By Jojo Dass

DUBAI, United Arab Emirates – For most people, being a lawyer is just about all they could wish for in life. What with being paid by the hour and a dolce vita lifestyle?

Such is not the case however, for Atty. Muhammad Khomaini, Director of the Indonesian Trade Promotion Center (ITPC) in the UAE. 

“I wanted to make a difference. I wanted to do something for my country.  I left private legal practice so that I could make a contribution to my country,” said the 37-year-old official, who holds a Master’s degree in Comparative Law from the International Islamic University – Malaysia. 

The father of three children, who has just recently arrived in Dubai to take on his new job, said he had been practicing civil law for a year before he joined ITPC, a non-profit government organization under the supervision of the Directorate General for National Export Development of Indonesia. Both institutions are part of global trade network under Indonesia’s Ministry of Trade (MOT). 

What caught his interest?

“This was a new thing for me,” said Khomaini, who first worked at MOT’s legal bureau, where he drafted regulations, and soon after specialized in import-export policies.

Khomaini enjoys living Dubai, an international city home to over 250 nationalities.

He explains: “Back in Indonesia, we have different languages, cultures…even time zones. But one thing I can say is that there is unity among us. We are different but we are one.”

And this pretty much sums Dubai up: Different people working as one in the spirit of tolerance.

“The UAE is a unique country. It is very tolerant. The Emiratis are very polite towards people of other nationalities,” said Khomaini. “In the four months that I have lived here,” he added, “I see that there is democracy.”

Khomaini meantime said he envisions his contribution to his country by way of boosting exports.

“I am happy to be here because I can make that happen here – get more Indonesian exporters into the UAE market,” he said, noting that the Indonesian community in Dubai is “not too big and still growing.”

Exports and agreements

Indonesia is the world’s fourth largest exporter of coffee beans. Recently, ITPC held a week-long event promoting the coffee products at Dubai Festival City., the first such event in years.

Aside from coffee, top Indonesian exports include palm oil, which accounts for over a tenth of the country’s export industry; rubber; iron and steel; electrical machinery and equipment; and vehicles.

In July 2019, corporate giants in the UAE and Indonesia signed agreements worth $9.7 billion following a historic visit by His Highness Sheikh Mohamed bin Zayed Al Nahyan, Crown Prince of Abu Dhabi and Deputy Supreme Commander of the UAE Armed Forces, to the Southeast Asian country.

The UAE corporations include Abu Dhabi National Oil Company (Adnoc), Abu Dhabi investment company Mubadala and Dubai-based global ports operator DP World.

All agreements were signed in the presence of Sheikh Mohamed and Indonesian President Joko Widodo. 

Adnoc’s deal with a potential value of $2.5 billion was with Indonesia’s energy company PT Pertamina to explore opportunities for collaboration across the oil and gas value chain in the UAE, Indonesia and globally.
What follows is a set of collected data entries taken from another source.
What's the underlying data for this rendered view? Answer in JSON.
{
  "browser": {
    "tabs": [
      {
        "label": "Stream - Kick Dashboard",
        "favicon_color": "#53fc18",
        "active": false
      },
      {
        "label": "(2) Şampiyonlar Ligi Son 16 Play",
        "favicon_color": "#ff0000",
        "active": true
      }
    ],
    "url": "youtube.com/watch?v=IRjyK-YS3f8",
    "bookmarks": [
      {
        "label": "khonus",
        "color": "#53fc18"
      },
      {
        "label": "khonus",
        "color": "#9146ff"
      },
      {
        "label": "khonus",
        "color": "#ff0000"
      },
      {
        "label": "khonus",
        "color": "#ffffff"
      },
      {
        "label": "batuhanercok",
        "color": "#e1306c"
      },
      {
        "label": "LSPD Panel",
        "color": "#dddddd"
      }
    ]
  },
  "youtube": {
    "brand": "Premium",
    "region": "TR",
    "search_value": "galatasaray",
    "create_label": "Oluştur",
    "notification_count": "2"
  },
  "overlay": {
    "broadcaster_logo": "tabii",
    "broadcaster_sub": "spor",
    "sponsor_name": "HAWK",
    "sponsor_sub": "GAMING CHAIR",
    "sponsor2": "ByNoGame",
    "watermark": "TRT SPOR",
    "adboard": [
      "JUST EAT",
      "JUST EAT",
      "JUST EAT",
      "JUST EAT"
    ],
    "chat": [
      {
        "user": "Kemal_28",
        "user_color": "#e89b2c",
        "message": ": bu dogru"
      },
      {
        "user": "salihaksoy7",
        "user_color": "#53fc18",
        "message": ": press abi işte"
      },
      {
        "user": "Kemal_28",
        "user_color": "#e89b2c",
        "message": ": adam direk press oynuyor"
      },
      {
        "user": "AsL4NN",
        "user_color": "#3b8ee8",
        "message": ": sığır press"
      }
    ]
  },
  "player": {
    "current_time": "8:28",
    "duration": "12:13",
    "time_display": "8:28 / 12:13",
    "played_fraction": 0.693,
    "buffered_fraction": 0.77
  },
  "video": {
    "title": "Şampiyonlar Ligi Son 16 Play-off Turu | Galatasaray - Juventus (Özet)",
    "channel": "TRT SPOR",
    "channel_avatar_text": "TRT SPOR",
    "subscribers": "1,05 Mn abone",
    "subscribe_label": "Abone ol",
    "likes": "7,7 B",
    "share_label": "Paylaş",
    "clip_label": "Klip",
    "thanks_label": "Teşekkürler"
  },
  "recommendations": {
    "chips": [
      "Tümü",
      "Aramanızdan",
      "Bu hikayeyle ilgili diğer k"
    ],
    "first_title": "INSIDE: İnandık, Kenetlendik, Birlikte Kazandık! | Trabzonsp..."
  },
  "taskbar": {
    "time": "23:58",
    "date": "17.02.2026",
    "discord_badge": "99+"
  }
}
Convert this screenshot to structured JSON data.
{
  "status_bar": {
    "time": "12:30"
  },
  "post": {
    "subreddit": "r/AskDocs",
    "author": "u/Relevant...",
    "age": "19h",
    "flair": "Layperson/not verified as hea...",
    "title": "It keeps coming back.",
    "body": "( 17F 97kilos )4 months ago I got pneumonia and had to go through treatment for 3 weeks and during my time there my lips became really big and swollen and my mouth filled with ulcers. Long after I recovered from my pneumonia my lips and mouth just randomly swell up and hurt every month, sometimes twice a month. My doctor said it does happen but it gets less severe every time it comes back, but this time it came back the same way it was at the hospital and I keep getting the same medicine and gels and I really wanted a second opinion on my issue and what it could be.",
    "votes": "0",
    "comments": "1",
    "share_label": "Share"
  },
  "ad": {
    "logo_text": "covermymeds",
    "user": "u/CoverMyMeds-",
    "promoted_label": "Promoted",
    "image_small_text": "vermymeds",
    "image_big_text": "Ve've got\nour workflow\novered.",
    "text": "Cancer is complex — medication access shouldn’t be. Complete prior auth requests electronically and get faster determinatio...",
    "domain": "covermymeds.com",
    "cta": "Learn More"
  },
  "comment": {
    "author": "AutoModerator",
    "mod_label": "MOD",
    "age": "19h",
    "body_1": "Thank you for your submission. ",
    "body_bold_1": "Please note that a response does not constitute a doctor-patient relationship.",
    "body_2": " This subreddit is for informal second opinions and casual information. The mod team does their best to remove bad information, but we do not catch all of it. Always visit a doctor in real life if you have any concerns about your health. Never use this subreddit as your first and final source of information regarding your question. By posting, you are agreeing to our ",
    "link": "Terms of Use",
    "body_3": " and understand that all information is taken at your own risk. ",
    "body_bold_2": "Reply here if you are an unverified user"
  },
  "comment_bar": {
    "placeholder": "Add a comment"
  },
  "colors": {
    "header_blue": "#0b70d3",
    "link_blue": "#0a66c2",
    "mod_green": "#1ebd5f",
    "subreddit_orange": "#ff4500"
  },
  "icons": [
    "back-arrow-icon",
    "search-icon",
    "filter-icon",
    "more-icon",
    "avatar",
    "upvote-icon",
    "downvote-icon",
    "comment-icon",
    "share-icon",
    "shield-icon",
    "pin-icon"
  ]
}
Mubadala and Austrian energy firm OMV sealed a deal with a potential value of $6 billion with Indonesia’s Chandra Asri Petrochemical to explore opportunities in petrochemicals, while DP World and Indonesia’s Maspion Group signed an agreement to develop a container terminal in Gresik in East Java in a deal valued at $1.2 billion.

Describing the UAE leader’s visit as a “dream come true”, Husin Bagis, Ambassador of Indonesia to the UAE, said he expected to see an estimated $10 to $15 billion in deals and partnerships formed during the visit that “will not only improve the diplomatic ties between the two countries, but also expand trade and investment relations across multiple sectors including energy, petrochemicals, retail, ports and customs, tourism and finance.”